Cancer arises from mutations in the critical genes that allow healthy cells to escape cell cycle regulation and acquire the ability to proliferate indefinitely. Though originating from a single mutation event in one of the originator cells, cancer progresses when the mutant cell lines continue to gain more and more mutations, and finally, become malignant. For example, chronic myelogenous leukemia (CML) develops initially as a non-lethal increase in white blood cells, which progressively increases for several years before turning into a lethal condition.

Mutations in the genome can arise due to errors during DNA replication or DNA damage caused by carcinogens -  agents that can trigger cancer-causing mutations in the gene. Such mutations can either be a point mutation; for example, exposure to carcinogen aristolochic acid causes A to T base substitutions. The mutations can also be indels, large-scale chromosomal deletions, and translocation, as seen in breast cancer BRCA1 and BRCA2 gene mutations. The CML cells have the Philadelphia chromosome, where a part of the chromosomal segment is translocated between chromosomes 9 and 22.

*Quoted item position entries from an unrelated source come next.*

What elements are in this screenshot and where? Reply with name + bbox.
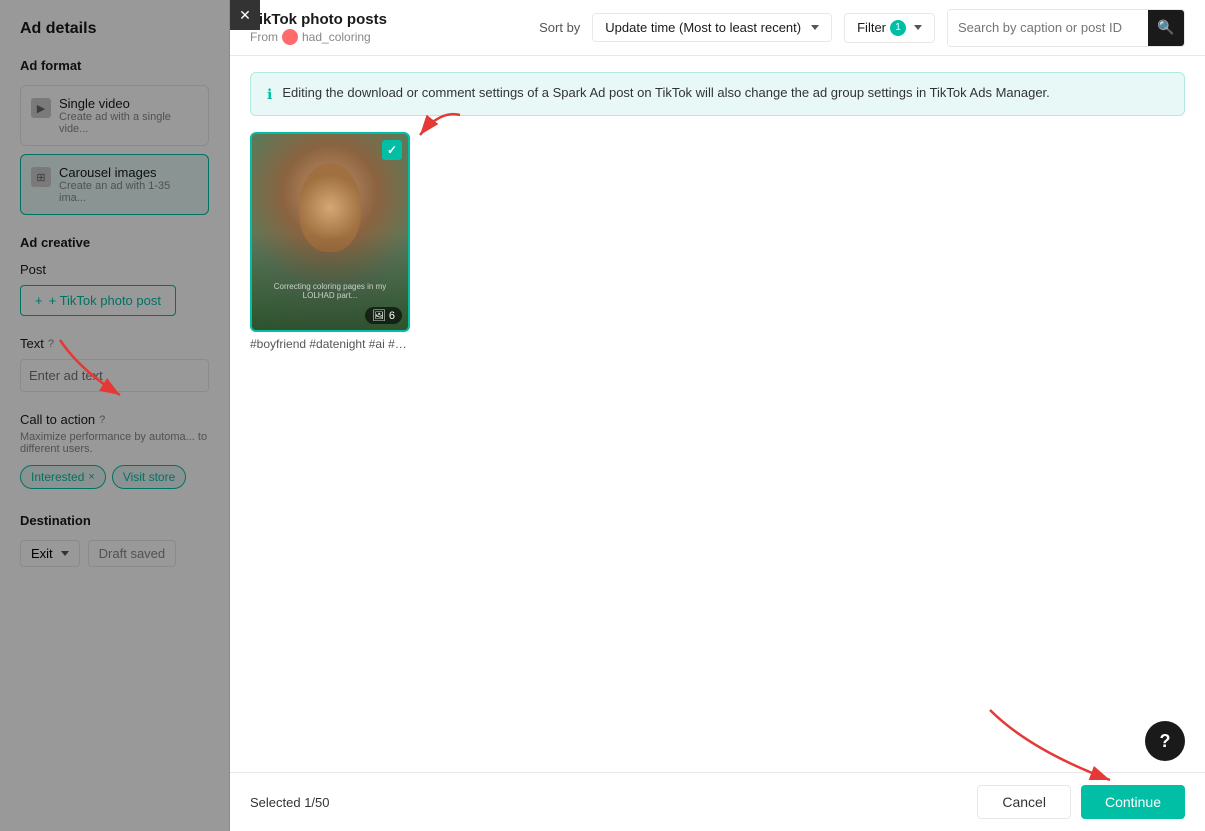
close-icon: ✕ — [239, 7, 251, 24]
check-icon: ✓ — [387, 143, 397, 157]
info-icon: ℹ — [267, 86, 272, 103]
header-controls: Sort by Update time (Most to least recen… — [539, 9, 1185, 47]
search-box: 🔍 — [947, 9, 1185, 47]
sort-by-label: Sort by — [539, 20, 580, 35]
footer-buttons: Cancel Continue — [977, 785, 1185, 819]
modal-title: TikTok photo posts — [250, 11, 387, 28]
post-thumbnail — [252, 134, 408, 330]
modal-title-area: TikTok photo posts From had_coloring — [250, 11, 387, 45]
help-button[interactable]: ? — [1145, 721, 1185, 761]
modal-from: From had_coloring — [250, 29, 387, 45]
post-grid: Correcting coloring pages in my LOLHAD p… — [250, 132, 1185, 351]
post-caption: #boyfriend #datenight #ai #c... — [250, 337, 410, 351]
search-icon: 🔍 — [1157, 19, 1174, 36]
post-card[interactable]: Correcting coloring pages in my LOLHAD p… — [250, 132, 410, 351]
modal-body: ℹ Editing the download or comment settin… — [230, 56, 1205, 772]
count-value: 6 — [389, 310, 395, 322]
tiktok-photo-posts-modal: TikTok photo posts From had_coloring Sor… — [230, 0, 1205, 831]
sort-chevron-icon — [811, 25, 819, 30]
selected-count: Selected 1/50 — [250, 795, 330, 810]
close-modal-button[interactable]: ✕ — [230, 0, 260, 30]
cancel-button[interactable]: Cancel — [977, 785, 1071, 819]
sort-select[interactable]: Update time (Most to least recent) — [592, 13, 832, 42]
filter-button[interactable]: Filter 1 — [844, 13, 935, 43]
info-banner: ℹ Editing the download or comment settin… — [250, 72, 1185, 116]
avatar — [282, 29, 298, 45]
filter-label: Filter — [857, 20, 886, 35]
modal-footer: Selected 1/50 Cancel Continue — [230, 772, 1205, 831]
post-image-count: 🖼 6 — [365, 307, 402, 324]
post-selected-checkbox[interactable]: ✓ — [382, 140, 402, 160]
image-icon: 🖼 — [372, 309, 386, 322]
continue-button[interactable]: Continue — [1081, 785, 1185, 819]
help-icon: ? — [1160, 731, 1171, 752]
username: had_coloring — [302, 30, 371, 44]
post-image: Correcting coloring pages in my LOLHAD p… — [250, 132, 410, 332]
post-overlay: Correcting coloring pages in my LOLHAD p… — [252, 282, 408, 300]
search-input[interactable] — [948, 14, 1148, 41]
info-text: Editing the download or comment settings… — [282, 85, 1049, 100]
search-button[interactable]: 🔍 — [1148, 10, 1184, 46]
filter-chevron-icon — [914, 25, 922, 30]
sort-value: Update time (Most to least recent) — [605, 20, 801, 35]
filter-badge: 1 — [890, 20, 906, 36]
modal-header: TikTok photo posts From had_coloring Sor… — [230, 0, 1205, 56]
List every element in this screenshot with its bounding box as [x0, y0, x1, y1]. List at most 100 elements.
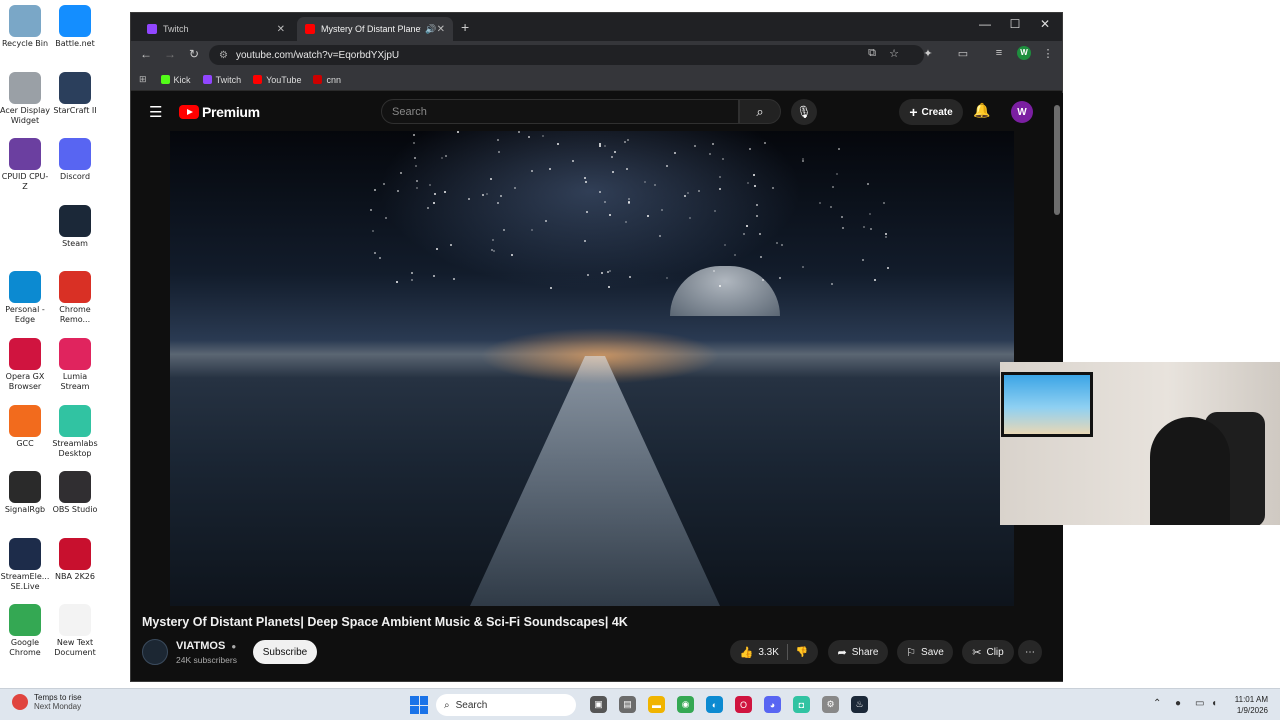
site-info-icon[interactable]: ⚙: [219, 50, 228, 61]
channel-avatar[interactable]: [142, 639, 168, 665]
video-star: [370, 208, 373, 211]
video-star: [763, 141, 766, 144]
account-avatar[interactable]: W: [1011, 101, 1033, 123]
desktop-icon[interactable]: StarCraft II: [50, 71, 100, 116]
desktop-icon[interactable]: New Text Document: [50, 604, 100, 658]
desktop-icon[interactable]: OBS Studio: [50, 471, 100, 515]
voice-search-button[interactable]: 🎙: [791, 99, 817, 125]
desktop-icon[interactable]: Opera GX Browser: [0, 338, 50, 392]
install-app-icon[interactable]: ⧉: [864, 47, 880, 60]
network-icon[interactable]: ▭: [1195, 698, 1204, 709]
kick-icon: [160, 75, 170, 84]
desktop-icon[interactable]: NBA 2K26: [50, 537, 100, 582]
bookmark-kick[interactable]: Kick: [160, 74, 191, 85]
desktop-icon[interactable]: Google Chrome: [0, 604, 50, 658]
task-view-icon[interactable]: ▣: [590, 696, 607, 713]
back-button[interactable]: ←: [138, 47, 154, 61]
subscribe-button[interactable]: Subscribe: [253, 640, 317, 664]
widgets-icon[interactable]: ▤: [619, 696, 636, 713]
settings-gear-icon[interactable]: ⚙: [822, 696, 839, 713]
streamlabs-icon[interactable]: ◘: [793, 696, 810, 713]
chrome-icon[interactable]: ◉: [677, 696, 694, 713]
video-star: [510, 253, 513, 256]
webcam-tv: [1001, 372, 1093, 437]
video-star: [646, 215, 649, 218]
save-button[interactable]: ⚐ Save: [897, 640, 953, 664]
side-panel-icon[interactable]: ▭: [955, 47, 971, 60]
search-button[interactable]: ⌕: [739, 99, 781, 124]
more-actions-button[interactable]: ⋯: [1018, 640, 1042, 664]
file-explorer-icon[interactable]: ▬: [648, 696, 665, 713]
desktop-icon[interactable]: Lumia Stream: [50, 338, 100, 392]
desktop-icon[interactable]: Personal - Edge: [0, 271, 50, 325]
video-star: [734, 253, 737, 256]
clip-button[interactable]: ✂ Clip: [962, 640, 1014, 664]
twitch-icon: [147, 24, 157, 34]
desktop-icon[interactable]: Streamlabs Desktop: [50, 404, 100, 459]
webcam-person: [1150, 417, 1230, 525]
close-tab-icon[interactable]: ✕: [277, 24, 285, 35]
desktop-icon[interactable]: SignalRgb: [0, 471, 50, 515]
desktop-icon[interactable]: Steam: [50, 204, 100, 249]
video-star: [517, 131, 520, 133]
taskbar-clock[interactable]: 11:01 AM 1/9/2026: [1224, 694, 1268, 716]
desktop-icon[interactable]: CPUID CPU-Z: [0, 138, 50, 192]
desktop-icon[interactable]: Chrome Remo...: [50, 271, 100, 325]
tray-overflow-icon[interactable]: ⌃: [1153, 698, 1161, 709]
minimize-button[interactable]: —: [973, 17, 997, 31]
video-star: [841, 215, 844, 218]
desktop-icon[interactable]: StreamEle... SE.Live: [0, 537, 50, 592]
share-button[interactable]: ➦ Share: [828, 640, 888, 664]
bookmark-cnn[interactable]: cnn: [313, 75, 341, 85]
notifications-bell-icon[interactable]: 🔔: [973, 102, 990, 119]
speaker-icon[interactable]: 🔊: [425, 24, 436, 35]
thumbs-up-icon: 👍: [739, 646, 754, 659]
start-button[interactable]: [410, 696, 428, 714]
edge-icon[interactable]: ◐: [706, 696, 723, 713]
scrollbar-thumb[interactable]: [1054, 105, 1060, 215]
reload-button[interactable]: ↻: [186, 47, 202, 61]
youtube-logo[interactable]: Premium: [179, 104, 260, 120]
address-bar[interactable]: ⚙ youtube.com/watch?v=EqorbdYXjpU: [209, 45, 924, 65]
extensions-icon[interactable]: ✦: [920, 47, 936, 60]
video-player[interactable]: [170, 131, 1014, 606]
video-star: [416, 187, 419, 190]
forward-button[interactable]: →: [162, 47, 178, 61]
dislike-button[interactable]: 👎: [796, 647, 808, 658]
tab-youtube[interactable]: Mystery Of Distant Planets 🔊 ✕: [297, 17, 453, 41]
desktop-icon[interactable]: Acer Display Widget: [0, 71, 50, 126]
browser-menu-icon[interactable]: ⋮: [1040, 47, 1056, 60]
desktop-icon[interactable]: Battle.net: [50, 5, 100, 49]
volume-icon[interactable]: ◖: [1211, 698, 1217, 709]
bookmark-twitch[interactable]: Twitch: [202, 75, 241, 85]
new-tab-button[interactable]: +: [461, 19, 469, 35]
bookmark-label: Kick: [173, 74, 191, 85]
desktop-icon[interactable]: Discord: [50, 138, 100, 182]
close-window-button[interactable]: ✕: [1033, 17, 1057, 31]
clock-date: 1/9/2026: [1236, 706, 1268, 715]
media-control-icon[interactable]: ≡: [991, 47, 1007, 59]
channel-name[interactable]: VIATMOS ●: [176, 640, 236, 652]
weather-widget[interactable]: Temps to rise Next Monday: [12, 693, 82, 711]
menu-icon[interactable]: ☰: [149, 103, 162, 121]
taskbar-search[interactable]: ⌕ Search: [436, 694, 576, 716]
maximize-button[interactable]: ☐: [1003, 17, 1027, 31]
app-icon: [59, 471, 91, 504]
like-button[interactable]: 👍 3.3K: [740, 646, 779, 659]
create-button[interactable]: + Create: [899, 99, 963, 125]
desktop-icon[interactable]: GCC: [0, 404, 50, 449]
steam-icon[interactable]: ♨: [851, 696, 868, 713]
opera-gx-icon[interactable]: O: [735, 696, 752, 713]
microphone-tray-icon[interactable]: ●: [1175, 698, 1181, 709]
close-tab-icon[interactable]: ✕: [437, 24, 445, 35]
tab-twitch[interactable]: Twitch ✕: [139, 17, 293, 41]
video-star: [719, 188, 722, 191]
profile-avatar[interactable]: W: [1016, 46, 1032, 60]
desktop-icon[interactable]: Recycle Bin: [0, 5, 50, 49]
discord-icon[interactable]: ◕: [764, 696, 781, 713]
subscriber-count: 24K subscribers: [176, 655, 237, 665]
bookmark-star-icon[interactable]: ☆: [886, 47, 902, 60]
bookmark-youtube[interactable]: YouTube: [253, 75, 301, 85]
apps-grid-icon[interactable]: ⊞: [139, 74, 147, 85]
search-input[interactable]: Search: [381, 99, 739, 124]
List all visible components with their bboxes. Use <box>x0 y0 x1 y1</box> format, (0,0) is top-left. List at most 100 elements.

The evolution of cancer cells from normal cells is described as an example of Darwinian evolution, where each cancer-critical mutation is naturally selected and fixed in the population. The development of cancer typically requires a substantial number of independent, rare genetic mutations and epigenetic changes in a single cell's lineage. This may be the reason for the increased incidence of cancer as a function of age. For instance, the median age for breast cancer diagnosis in patients is 61 years; for colorectal cancer, it is 68 years, and for lung cancer, it is 70 years.